PALCA: Even if they tasted good, getting enough to make a meal would be tough. So the first farmers were always in the lookout for larger varieties. Evidently, one day some early Mr. Green Jeans stumbled upon a plant that had undergone a genetic mutation.

Mr. TANKSLEY: This apparently was a new mutation occurred very recently in terms of evolution, and it made a big impact when humans saw it and selected it.

PALCA: The mutation occurs in a gene called faciated. Tanksley says the healthy gene's job is to control the size of the tomato. Here's how it works.

Mr. TANKSLEY: If you were to make a cross section of a tomato fruit, one of the big fruit you see in the supermarket, like a beefstake tomato, you'll see there's a number of compartments in there.

PALCA: These compartments have triangular shapes. There's a little dividing wall, and the soft flesh and seeds are in between. Wild tomatoes only have two to four compartments.

Mr. TANKSLEY: And these large tomatoes have anywhere from five up to 20 of these compartments.

PALCA: So, in these tomatoes, the faciated gene can't do an effective job of keeping a lid on the fruit's size.

Mr. TANKSLEY: When this gene is normally expressed, it's basically controlling and not letting the compartments go above a certain number. It's sort of a stop sign saying, stop here. You already have two or four compartments.

PALCA: So that, in the way, we should be grateful to the faciated gene for preventing the occurrence of giant killer tomatoes.

(Soundbite of laughter)

Mr. TANKSLEY: We should always be grateful to nature.

PALCA: Okay. And speaking of nature, Tanksley's research appears in the journal, Nature Genetics.

Size is just one attribute that can turn a wild plant into one that makes a crop fit for food.

John Doebley is a plant geneticist with the University of Wisconsin in Madison. There are plenty of wild grasses that are now food crops. For them, a key genetic change involved how the plant produces seeds.

Professor JOHN DOEBLEY (Geneticists, University of Wisconsin): The wild grasses, their seeds fall off the plant to the ground, where humans could never harvest them. But in the cultivated grasses - wheat barely, rye, corn, rice -the seeds have to be retained on the plant.

PALCA: Doebley says another important trait control by genes is when a plant form its fruits. In most wild plants, fruits mature throughout the growing seasons.

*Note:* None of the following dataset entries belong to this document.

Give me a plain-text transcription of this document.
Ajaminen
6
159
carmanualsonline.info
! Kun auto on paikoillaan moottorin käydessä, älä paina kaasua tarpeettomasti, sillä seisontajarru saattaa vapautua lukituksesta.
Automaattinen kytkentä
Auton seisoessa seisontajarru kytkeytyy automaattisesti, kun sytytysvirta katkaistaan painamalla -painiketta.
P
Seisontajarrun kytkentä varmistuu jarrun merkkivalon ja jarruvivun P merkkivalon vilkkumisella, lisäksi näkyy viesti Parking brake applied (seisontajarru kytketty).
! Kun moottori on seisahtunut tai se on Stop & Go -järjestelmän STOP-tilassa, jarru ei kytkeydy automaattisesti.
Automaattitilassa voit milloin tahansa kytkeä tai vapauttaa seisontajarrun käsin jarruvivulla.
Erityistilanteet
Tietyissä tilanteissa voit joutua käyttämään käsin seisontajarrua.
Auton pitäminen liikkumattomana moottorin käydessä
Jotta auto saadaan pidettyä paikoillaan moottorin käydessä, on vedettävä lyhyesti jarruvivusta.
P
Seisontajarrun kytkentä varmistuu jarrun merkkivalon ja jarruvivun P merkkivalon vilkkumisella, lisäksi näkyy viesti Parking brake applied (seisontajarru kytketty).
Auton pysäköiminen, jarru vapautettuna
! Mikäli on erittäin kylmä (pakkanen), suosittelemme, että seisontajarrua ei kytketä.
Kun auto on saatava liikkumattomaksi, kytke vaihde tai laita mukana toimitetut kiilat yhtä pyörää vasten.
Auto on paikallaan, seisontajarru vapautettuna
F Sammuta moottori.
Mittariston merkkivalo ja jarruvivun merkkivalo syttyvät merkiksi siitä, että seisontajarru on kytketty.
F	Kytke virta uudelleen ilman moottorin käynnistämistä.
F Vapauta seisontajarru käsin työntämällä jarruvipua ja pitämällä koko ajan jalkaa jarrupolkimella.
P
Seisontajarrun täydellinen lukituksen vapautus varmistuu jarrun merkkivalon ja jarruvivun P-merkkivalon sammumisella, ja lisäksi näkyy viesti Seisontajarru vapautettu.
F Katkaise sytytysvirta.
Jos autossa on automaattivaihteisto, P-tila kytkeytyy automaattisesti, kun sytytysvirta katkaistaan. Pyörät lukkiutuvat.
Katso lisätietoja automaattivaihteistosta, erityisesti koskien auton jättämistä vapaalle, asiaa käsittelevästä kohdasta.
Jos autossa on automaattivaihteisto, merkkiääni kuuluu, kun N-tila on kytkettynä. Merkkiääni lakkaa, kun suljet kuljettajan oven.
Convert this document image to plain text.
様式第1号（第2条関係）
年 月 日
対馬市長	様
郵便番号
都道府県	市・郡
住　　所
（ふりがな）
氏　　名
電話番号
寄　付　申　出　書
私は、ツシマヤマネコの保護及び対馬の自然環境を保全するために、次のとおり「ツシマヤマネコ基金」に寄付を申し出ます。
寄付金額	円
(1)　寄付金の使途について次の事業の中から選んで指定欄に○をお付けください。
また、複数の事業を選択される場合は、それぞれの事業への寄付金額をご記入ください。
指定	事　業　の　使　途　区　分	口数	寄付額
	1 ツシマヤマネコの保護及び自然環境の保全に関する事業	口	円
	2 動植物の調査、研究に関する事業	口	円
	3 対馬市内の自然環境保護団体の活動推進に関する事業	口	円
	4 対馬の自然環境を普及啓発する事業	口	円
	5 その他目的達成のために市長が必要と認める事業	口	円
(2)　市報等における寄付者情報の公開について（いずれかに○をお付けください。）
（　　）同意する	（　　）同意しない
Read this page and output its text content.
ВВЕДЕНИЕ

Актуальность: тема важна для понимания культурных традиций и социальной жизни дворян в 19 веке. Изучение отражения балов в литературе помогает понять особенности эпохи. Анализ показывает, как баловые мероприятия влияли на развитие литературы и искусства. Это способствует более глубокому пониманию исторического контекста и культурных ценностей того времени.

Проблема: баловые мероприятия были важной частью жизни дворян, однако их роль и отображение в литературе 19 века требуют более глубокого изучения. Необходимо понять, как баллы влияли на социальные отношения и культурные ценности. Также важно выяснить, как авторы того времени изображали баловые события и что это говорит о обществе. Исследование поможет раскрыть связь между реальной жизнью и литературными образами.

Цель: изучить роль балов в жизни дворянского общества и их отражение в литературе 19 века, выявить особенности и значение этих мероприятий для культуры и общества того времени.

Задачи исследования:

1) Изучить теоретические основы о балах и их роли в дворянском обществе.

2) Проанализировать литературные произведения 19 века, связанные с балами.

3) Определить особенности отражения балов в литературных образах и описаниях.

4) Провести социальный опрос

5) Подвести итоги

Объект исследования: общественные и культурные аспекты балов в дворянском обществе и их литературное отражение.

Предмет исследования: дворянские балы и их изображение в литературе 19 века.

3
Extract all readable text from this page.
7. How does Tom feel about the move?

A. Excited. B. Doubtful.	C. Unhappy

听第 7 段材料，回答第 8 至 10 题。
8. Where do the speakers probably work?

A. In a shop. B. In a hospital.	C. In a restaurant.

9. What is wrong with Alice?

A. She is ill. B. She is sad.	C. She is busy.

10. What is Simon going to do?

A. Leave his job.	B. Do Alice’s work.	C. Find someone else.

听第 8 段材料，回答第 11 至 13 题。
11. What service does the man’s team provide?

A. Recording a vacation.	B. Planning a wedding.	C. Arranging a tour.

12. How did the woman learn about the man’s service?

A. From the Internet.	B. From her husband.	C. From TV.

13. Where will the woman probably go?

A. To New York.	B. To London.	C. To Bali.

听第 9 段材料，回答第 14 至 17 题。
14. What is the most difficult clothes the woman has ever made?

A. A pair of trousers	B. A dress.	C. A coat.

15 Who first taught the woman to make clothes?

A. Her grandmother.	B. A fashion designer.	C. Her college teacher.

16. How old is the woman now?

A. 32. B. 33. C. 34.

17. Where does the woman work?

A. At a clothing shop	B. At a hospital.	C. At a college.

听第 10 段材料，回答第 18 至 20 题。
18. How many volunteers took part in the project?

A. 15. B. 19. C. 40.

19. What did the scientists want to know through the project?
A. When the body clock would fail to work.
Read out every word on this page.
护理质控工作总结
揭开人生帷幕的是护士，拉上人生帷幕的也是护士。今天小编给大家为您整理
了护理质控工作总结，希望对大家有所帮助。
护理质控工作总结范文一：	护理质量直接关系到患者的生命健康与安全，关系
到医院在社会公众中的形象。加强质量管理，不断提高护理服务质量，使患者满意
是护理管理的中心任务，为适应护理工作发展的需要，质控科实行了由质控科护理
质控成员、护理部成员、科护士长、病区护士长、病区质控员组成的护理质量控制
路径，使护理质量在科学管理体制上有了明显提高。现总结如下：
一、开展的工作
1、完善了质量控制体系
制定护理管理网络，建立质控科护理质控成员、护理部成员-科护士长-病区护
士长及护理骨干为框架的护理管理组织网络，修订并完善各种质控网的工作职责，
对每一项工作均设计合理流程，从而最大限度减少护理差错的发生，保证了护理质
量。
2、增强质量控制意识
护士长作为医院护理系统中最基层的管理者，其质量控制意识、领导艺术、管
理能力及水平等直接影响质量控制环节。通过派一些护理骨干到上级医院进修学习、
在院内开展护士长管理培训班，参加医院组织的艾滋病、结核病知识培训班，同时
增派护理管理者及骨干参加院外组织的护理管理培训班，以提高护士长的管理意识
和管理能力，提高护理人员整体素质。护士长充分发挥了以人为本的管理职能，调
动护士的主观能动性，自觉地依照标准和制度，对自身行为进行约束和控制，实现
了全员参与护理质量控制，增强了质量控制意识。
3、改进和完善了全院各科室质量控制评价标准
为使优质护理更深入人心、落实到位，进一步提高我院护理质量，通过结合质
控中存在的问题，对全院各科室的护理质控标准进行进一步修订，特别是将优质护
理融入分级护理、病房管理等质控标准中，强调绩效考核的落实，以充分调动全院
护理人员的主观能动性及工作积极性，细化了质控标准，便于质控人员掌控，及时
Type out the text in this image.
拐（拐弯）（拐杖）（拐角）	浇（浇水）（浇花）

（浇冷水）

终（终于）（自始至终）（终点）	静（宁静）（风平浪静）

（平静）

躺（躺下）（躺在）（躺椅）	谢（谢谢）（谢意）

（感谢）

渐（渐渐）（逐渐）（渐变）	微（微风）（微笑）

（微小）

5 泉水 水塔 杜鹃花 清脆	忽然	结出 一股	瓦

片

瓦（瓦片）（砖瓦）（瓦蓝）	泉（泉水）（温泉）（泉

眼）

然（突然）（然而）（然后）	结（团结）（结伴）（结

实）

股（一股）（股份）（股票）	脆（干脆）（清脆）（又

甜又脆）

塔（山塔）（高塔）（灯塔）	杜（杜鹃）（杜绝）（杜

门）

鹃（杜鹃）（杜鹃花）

Prof. DOEBLEY: But if you're a farmer, you don't want to have to go back to the field over several months and harvest the fruits as they mature. You want to go through that field once and get all the mature fruits on one day. So synchrony of flowering has been another trait that farmers have selected for.

PALCA: Farmers are smart about things like that. Now geneticists are helping to explain just how smart.

Joe Palca, NPR News, Washington.

NORRIS: And you're listening to ALL THINGS CONSIDERED from NPR News.